The Energy Information Administration said crude stockpiles fell 6.3 million barrels last week, well above the 400,000-barrel decline projected by analysts in a Dow Jones Newswires survey.
Light, sweet crude for July delivery recently rose $1.04, or 1.1%, to $94.35 a barrel on the New York Mercantile Exchange following the report. Brent crude on ICE Futures Europe rose 71 cents, or 0.7%, to $103.95 a barrel.
The decline in weekly inventories was the biggest weekly drop all year and placed stockpiles at 391.3 million barrels, just 1.7% above last year’s level. The drop helped pull stockpiles back from the 82-year high reached in the prior week.
The steep drop took many market participants by surprise, and came as refineries ramped up their operations as the summer driving season got under way. Refinery utilization rose 2 percentage points to 88.4% of capacity last week, the EIA reported. Analysts were expecting just a 0.5 percentage-point rise in capacity use.

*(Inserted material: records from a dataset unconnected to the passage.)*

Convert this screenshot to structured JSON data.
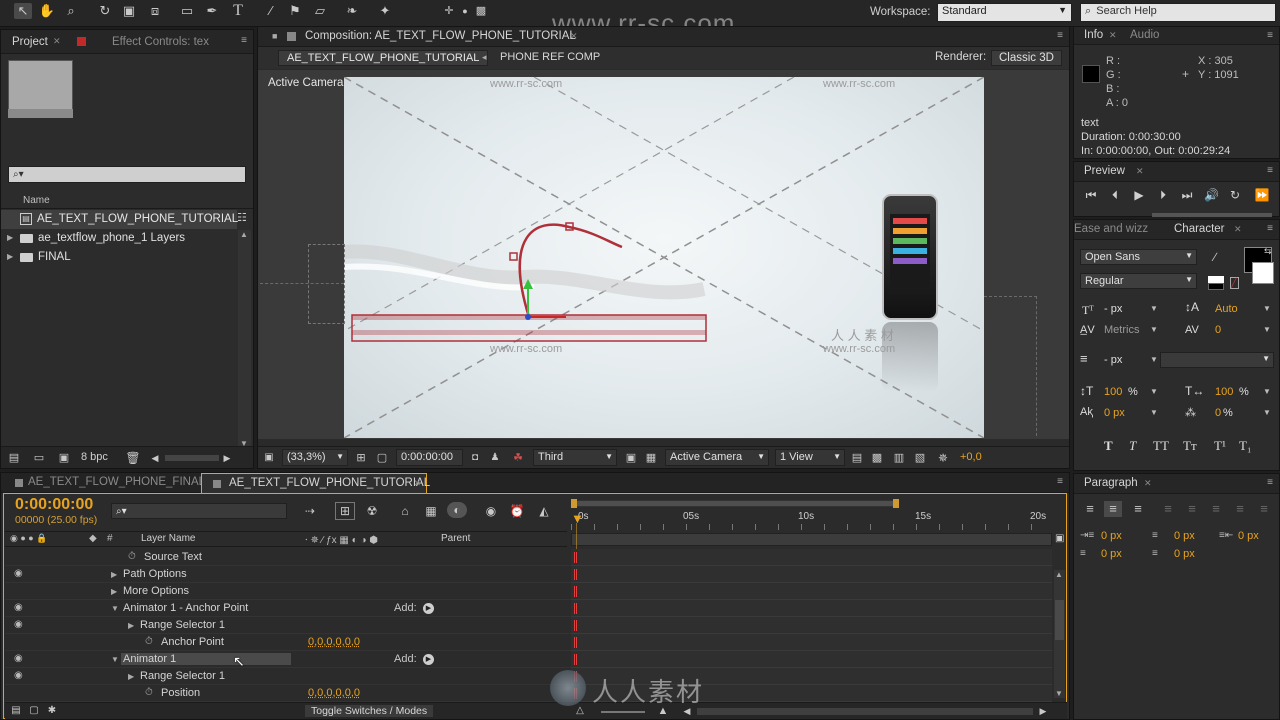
{
  "toolbar": {
    "workspace_label": "Workspace:",
    "workspace_value": "Standard",
    "search_placeholder": "Search Help"
  },
  "watermark": "www.rr-sc.com",
  "project_panel": {
    "tab_project": "Project",
    "tab_effect_controls": "Effect Controls: tex",
    "column_name": "Name",
    "items": [
      {
        "label": "AE_TEXT_FLOW_PHONE_TUTORIAL",
        "type": "composition"
      },
      {
        "label": "ae_textflow_phone_1 Layers",
        "type": "folder"
      },
      {
        "label": "FINAL",
        "type": "folder"
      }
    ],
    "bpc": "8 bpc"
  },
  "composition_panel": {
    "tab_title": "Composition: AE_TEXT_FLOW_PHONE_TUTORIAL",
    "breadcrumb_current": "AE_TEXT_FLOW_PHONE_TUTORIAL",
    "breadcrumb_next": "PHONE REF COMP",
    "renderer_label": "Renderer:",
    "renderer_value": "Classic 3D",
    "active_camera_label": "Active Camera",
    "viewer_watermarks": [
      "www.rr-sc.com",
      "www.rr-sc.com",
      "www.rr-sc.com",
      "www.rr-sc.com",
      "人 人 素 材"
    ],
    "footer": {
      "zoom": "(33,3%)",
      "timecode": "0:00:00:00",
      "resolution": "Third",
      "view": "Active Camera",
      "views_count": "1 View",
      "exposure": "+0,0"
    }
  },
  "info_panel": {
    "tab_info": "Info",
    "tab_audio": "Audio",
    "r": "R :",
    "g": "G :",
    "b": "B :",
    "a": "A : 0",
    "x": "X : 305",
    "y": "Y : 1091",
    "layer_name": "text",
    "duration": "Duration: 0:00:30:00",
    "in_out": "In: 0:00:00:00, Out: 0:00:29:24"
  },
  "preview_panel": {
    "title": "Preview"
  },
  "character_panel": {
    "tab_ease": "Ease and wizz",
    "tab_character": "Character",
    "font_family": "Open Sans",
    "font_style": "Regular",
    "font_size": "- px",
    "leading": "Auto",
    "kerning": "Metrics",
    "tracking": "0",
    "stroke_width": "- px",
    "vert_scale": "100",
    "horiz_scale": "100",
    "baseline_shift": "0 px",
    "tsume": "0",
    "percent": "%",
    "text_style_buttons": [
      "T",
      "T",
      "TT",
      "Tт",
      "T¹",
      "T₁"
    ]
  },
  "paragraph_panel": {
    "title": "Paragraph",
    "indent_left": "0 px",
    "indent_first": "0 px",
    "indent_right": "0 px",
    "space_before": "0 px",
    "space_after": "0 px"
  },
  "timeline_panel": {
    "tab_final": "AE_TEXT_FLOW_PHONE_FINAL",
    "tab_tutorial": "AE_TEXT_FLOW_PHONE_TUTORIAL",
    "timecode": "0:00:00:00",
    "frame_info": "00000 (25.00 fps)",
    "col_layer_name": "Layer Name",
    "col_parent": "Parent",
    "col_hash": "#",
    "ruler": [
      "0s",
      "05s",
      "10s",
      "15s",
      "20s"
    ],
    "toggle_label": "Toggle Switches / Modes",
    "rows": [
      {
        "label": "Source Text",
        "indent": 1,
        "stopwatch": true,
        "eye": false,
        "twirl": "",
        "value": "",
        "add": false
      },
      {
        "label": "Path Options",
        "indent": 0,
        "stopwatch": false,
        "eye": true,
        "twirl": "closed",
        "value": "",
        "add": false
      },
      {
        "label": "More Options",
        "indent": 0,
        "stopwatch": false,
        "eye": false,
        "twirl": "closed",
        "value": "",
        "add": false
      },
      {
        "label": "Animator 1 - Anchor Point",
        "indent": 0,
        "stopwatch": false,
        "eye": true,
        "twirl": "open",
        "value": "",
        "add": true
      },
      {
        "label": "Range Selector 1",
        "indent": 1,
        "stopwatch": false,
        "eye": true,
        "twirl": "closed",
        "value": "",
        "add": false
      },
      {
        "label": "Anchor Point",
        "indent": 2,
        "stopwatch": true,
        "eye": false,
        "twirl": "",
        "value": "0,0,0,0,0,0",
        "add": false
      },
      {
        "label": "Animator 1",
        "indent": 0,
        "stopwatch": false,
        "eye": true,
        "twirl": "open",
        "value": "",
        "add": true,
        "selected": true
      },
      {
        "label": "Range Selector 1",
        "indent": 1,
        "stopwatch": false,
        "eye": true,
        "twirl": "closed",
        "value": "",
        "add": false
      },
      {
        "label": "Position",
        "indent": 2,
        "stopwatch": true,
        "eye": false,
        "twirl": "",
        "value": "0,0,0,0,0,0",
        "add": false
      }
    ],
    "add_label": "Add:"
  },
  "colors": {
    "accent": "#e8a31e",
    "panel": "#2c2c2c",
    "viewer_bg": "#3a3a3a",
    "path": "#b0303a"
  }
}
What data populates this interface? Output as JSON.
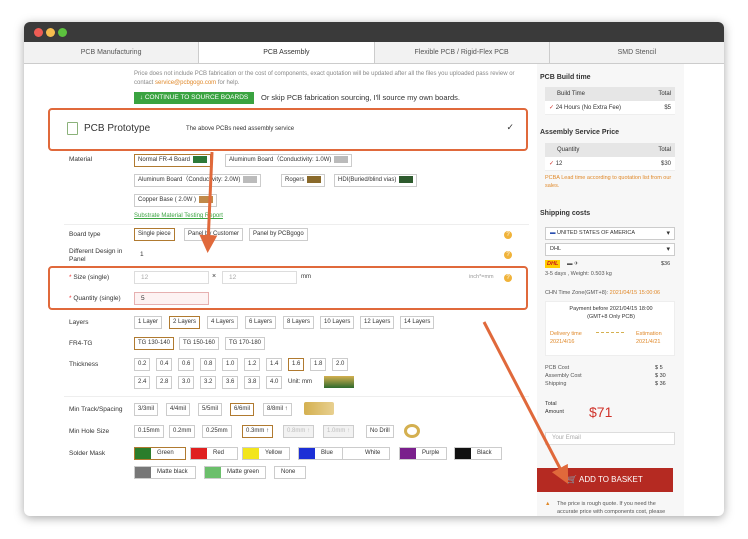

Oil imports meanwhile fell 7% to 7.268 million barrels a day, the lowest level since September 19, 2008. Imports were 18.9% lower than last year’s levels and the drop comes as rising domestic production outpaces the need for foreign crude.
“I expect refiners to keep drawing down inventories,” said Kyle Cooper, analyst at IAF Advisors. “Crude-oil inventories are still exorbitantly high and it’s a big cost of capital having all that crude just sitting there.”
Gasoline stockpiles last week fell 400,000 barrels, according to the EIA. Inventories of distillates, including heating oil and diesel, rose 2.6 million barrels.
Analysts expected gasoline stocks rose 500,000 barrels, while distillates were seen rising 1 million barrels.
Despite Wednesday’s draw in crude stocks, high U.S. oil inventories have been a buffer against higher oil prices recently, with Nymex crude, the U.S. benchmark, little changed since the start of the year. Brent crude is down 7.1% year to date.
Later this week, oil market watchers are likely to shift their attention to the monthly U.S. nonfarm payrolls report for clues on the health of the job market in the world’s biggest oil consumer. Steadily high unemployment in the U.S. has also kept fuel demand restrained with fewer motorists on the road.
Earlier Wednesday, payroll processor Automatic Data Processing Inc. reported private-sector employers added 135,000 jobs last month. The figure was below expectations for a gain of 170,000 private jobs, while the April employment increase was revised down to 113,000 from 119,000 reported a month ago.
Front-month July reformulated gasoline blendstock, or RBOB, recently traded 2.61 cents, or 0.9%, higher at $2.8443 a gallon. July heating oil rose 2.03 cents, or 0.7%, to $2.8852 a gallon.